Enfin, l'utilisation de connecteurs logiques est la bienvenue, surtout ceux qui matérialisent un lien de cause à effet.
Dans d'autres contextes
Tout discours gagne à développer un raisonnement limpide. Il suffit souvent de prendre quelques notes qui instaurent des liens logiques entre les étapes de notre raisonnement pour pouvoir les exprimer lors d'une réunion, d'une conférence ou d'un entretien.
Bâtir une argumentation solide aide à clarifier ses idées, sans avoir à retenir tous les termes précis qui font la substance du discours. Autant la narration doit être riche en détails, autant l'argumentation repose sur les articulations. Et sans ces articulations, un discours ou une prise de parole plus simple ne peuvent pas atteindre leur objectif.
Les types d'arguments
Selon le sujet choisi, le grand oral vous conduira à mobiliser plusieurs types d'arguments :
L'argument factuel : un fait, un événement, une donnée…
L'argument logique : un lien de cause à effet, une déduction, une interprétation…
L'argument d'autorité : référence à une personnalité savante ou digne de respect.
L'argument par analogie : comparaison entre le cas que vous étudiez et un autre cas avéré.
L'argument de valeur : correspond à une valeur morale, un principe éthique.
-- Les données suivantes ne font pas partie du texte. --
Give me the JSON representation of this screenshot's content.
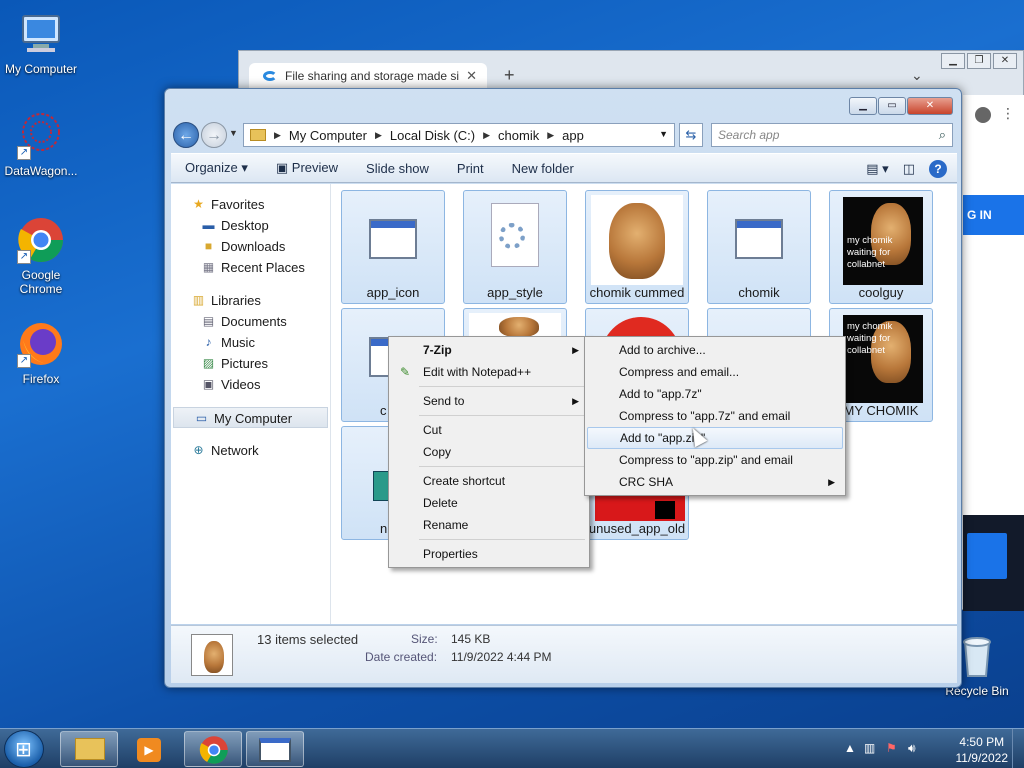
{
  "desktop": {
    "icons": [
      {
        "label": "My Computer"
      },
      {
        "label": "DataWagon..."
      },
      {
        "label": "Google Chrome"
      },
      {
        "label": "Firefox"
      },
      {
        "label": "Recycle Bin"
      }
    ]
  },
  "browser": {
    "tab_title": "File sharing and storage made si",
    "new_tab": "+",
    "login_label": "G IN"
  },
  "explorer": {
    "address": [
      "My Computer",
      "Local Disk (C:)",
      "chomik",
      "app"
    ],
    "search_placeholder": "Search app",
    "toolbar": {
      "organize": "Organize ▾",
      "preview": "Preview",
      "slideshow": "Slide show",
      "print": "Print",
      "new_folder": "New folder"
    },
    "nav": {
      "favorites": "Favorites",
      "desktop": "Desktop",
      "downloads": "Downloads",
      "recent": "Recent Places",
      "libraries": "Libraries",
      "documents": "Documents",
      "music": "Music",
      "pictures": "Pictures",
      "videos": "Videos",
      "my_computer": "My Computer",
      "network": "Network"
    },
    "files": [
      {
        "label": "app_icon"
      },
      {
        "label": "app_style"
      },
      {
        "label": "chomik cummed"
      },
      {
        "label": "chomik"
      },
      {
        "label": "coolguy",
        "caption": "my chomik waiting for collabnet"
      },
      {
        "label": "MY CHOMIK",
        "caption": "my chomik waiting for collabnet"
      },
      {
        "label": "unused_app_old"
      },
      {
        "label": "c"
      },
      {
        "label": "n"
      }
    ],
    "details": {
      "selected": "13 items selected",
      "size_label": "Size:",
      "size_value": "145 KB",
      "date_label": "Date created:",
      "date_value": "11/9/2022 4:44 PM"
    }
  },
  "context_menu": {
    "items": [
      "7-Zip",
      "Edit with Notepad++",
      "Send to",
      "Cut",
      "Copy",
      "Create shortcut",
      "Delete",
      "Rename",
      "Properties"
    ]
  },
  "submenu": {
    "items": [
      "Add to archive...",
      "Compress and email...",
      "Add to \"app.7z\"",
      "Compress to \"app.7z\" and email",
      "Add to \"app.zip\"",
      "Compress to \"app.zip\" and email",
      "CRC SHA"
    ]
  },
  "taskbar": {
    "time": "4:50 PM",
    "date": "11/9/2022"
  }
}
Un exemple d'argumentation pour l'épreuve
Question
La lutte contre le braconnage des rhinocéros par la conception de fausses cornes 3D laisse-t-elle augurer un avenir heureux pour les espèces en danger ? (SVT, SI et SES)
Exemple d'exposition
Imprimer des cornes en kératine à l'aide d'imprimantes 3D est une idée alléchante, mais peut-être contre-productive. Aucun risque de les distinguer des vraies, d'après la start-up américaine Pembient à l'origine de cette initiative, puisqu'elles auraient exactement la même forme et le même ADN. Si elles ressemblent à s'y méprendre à des cornes de rhinocéros, comment ne pas imaginer un bouleversement du marché de celles-ci ? En effet, une offre dépassant la demande signifierait une baisse de son prix. Les braconniers auraient alors moins intérêt à s'attaquer aux animaux.
Peut-on toutefois tabler sur une telle confusion entre vraies et fausses cornes ? Tout comme le marché de certaines pierres précieuses, il est à prévoir que des techniques plus ou moins sophistiquées d'identification des cornes voient le jour. Les connaisseurs ne tomberaient pas dans le piège de l'imprimante 3D, si ressemblantes les cornes soient-elles.
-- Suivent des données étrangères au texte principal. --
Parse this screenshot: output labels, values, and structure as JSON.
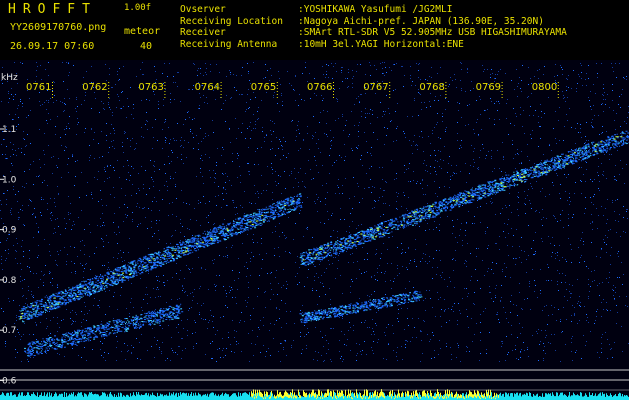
{
  "header": {
    "app_name": "HROFFT",
    "version": "1.00f",
    "filename": "YY2609170760.png",
    "meteor_label": "meteor",
    "meteor_count": "40",
    "datetime": "26.09.17 07:60"
  },
  "info": [
    {
      "label": "Ovserver",
      "value": ":YOSHIKAWA Yasufumi /JG2MLI"
    },
    {
      "label": "Receiving Location",
      "value": ":Nagoya Aichi-pref. JAPAN (136.90E, 35.20N)"
    },
    {
      "label": "Receiver",
      "value": ":SMArt RTL-SDR V5 52.905MHz USB HIGASHIMURAYAMA"
    },
    {
      "label": "Receiving Antenna",
      "value": ":10mH 3el.YAGI Horizontal:ENE"
    }
  ],
  "spectrogram": {
    "unit_label": "kHz",
    "time_ticks": [
      "0761",
      "0762",
      "0763",
      "0764",
      "0765",
      "0766",
      "0767",
      "0768",
      "0769",
      "0800"
    ],
    "freq_ticks": [
      "1.1",
      "1.0",
      "0.9",
      "0.8",
      "0.7",
      "0.6"
    ],
    "colors": {
      "background": "#000010",
      "signal": "#1d6cff",
      "strong": "#3fd0ff",
      "peak": "#c8ff40",
      "level_cyan": "#18e0f0",
      "level_yellow": "#ffff30",
      "grid": "#c8c8c8"
    }
  }
}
Certains, comme le défenseur des animaux sud-africain Bas Huijbregts, mettent en garde contre la création d'un deuxième marché : celui des fausses cornes. Un phénomène semblable s'est produit pour les diamants produits en laboratoire, dont la valeur a même fini par dépasser celle des diamants authentiques… Selon Huijbregts, il serait dangereux de tabler sur une corrélation entre saturation de l'offre du marché et baisse du braconnage.
En revanche, ce qui peut nous rendre assurément optimistes, c'est la créativité développée par certains, qu'ils soient des chercheurs spécialistes ou non. Plusieurs acteurs, forts de leurs valeurs, luttent à leur échelle pour que le monde soit moins cruel.
L'argumentation - illustration 2
Analyse
Cette argumentation ne revient pas sur le détail de la fabrication des cornes 3D, que l'on imagine déjà bien exposée dans la narration. La thèse nuancée apparaît bien dans les premières lignes : une bonne idée, mais potentiellement fallacieuse. Le raisonnement approfondit ensuite plusieurs idées, en faisant montre d'un scepticisme nuancé, tout en saluant une telle initiative. Ne reste plus qu'une belle péroraison, et l'exposé sera réussi.
Deux arguments sont énoncés en faveur de ce projet, puis deux autres viennent en relativiser la portée. Le premier argument, sur l'ADN des cornes est un argument factuel. Le deuxième, sur le marché des cornes, est un argument par analogie avec d'autres marchés. Quant à l'argument sur la création d'un deuxième marché, il est à la fois un argument par analogie et un argument d'autorité, puisqu'il se réfère à un spécialiste. Enfin, l'argument logique sur la corrélation douteuse entre deux phénomènes vient clore le raisonnement.
Vous avez ainsi tout intérêt à nuancer votre propos lors de votre argumentation. N'hésitez pas à explorer différentes facettes, même opposées, du moment que vous en tirez une conclusion forte.
À éviter coûte que coûte :
\bullet Ne pas défendre d'idée, de point de vue, ou de thèse.
\bullet Oublier ce qui a été dit dans la narration.
\bullet Répéter les éléments de la narration.
\bullet Se contredire en essayant simplement de nuancer.
\bullet Survoler les enjeux sans mobiliser d'arguments.
\bullet Confondre narration et argumentation : l'argumentation vient donc approfondir logiquement les faits exposés dans la narration. Vous devez faire la distinction entre les deux, dès l'annonce de votre plan, et éviter de développer des arguments trop tôt.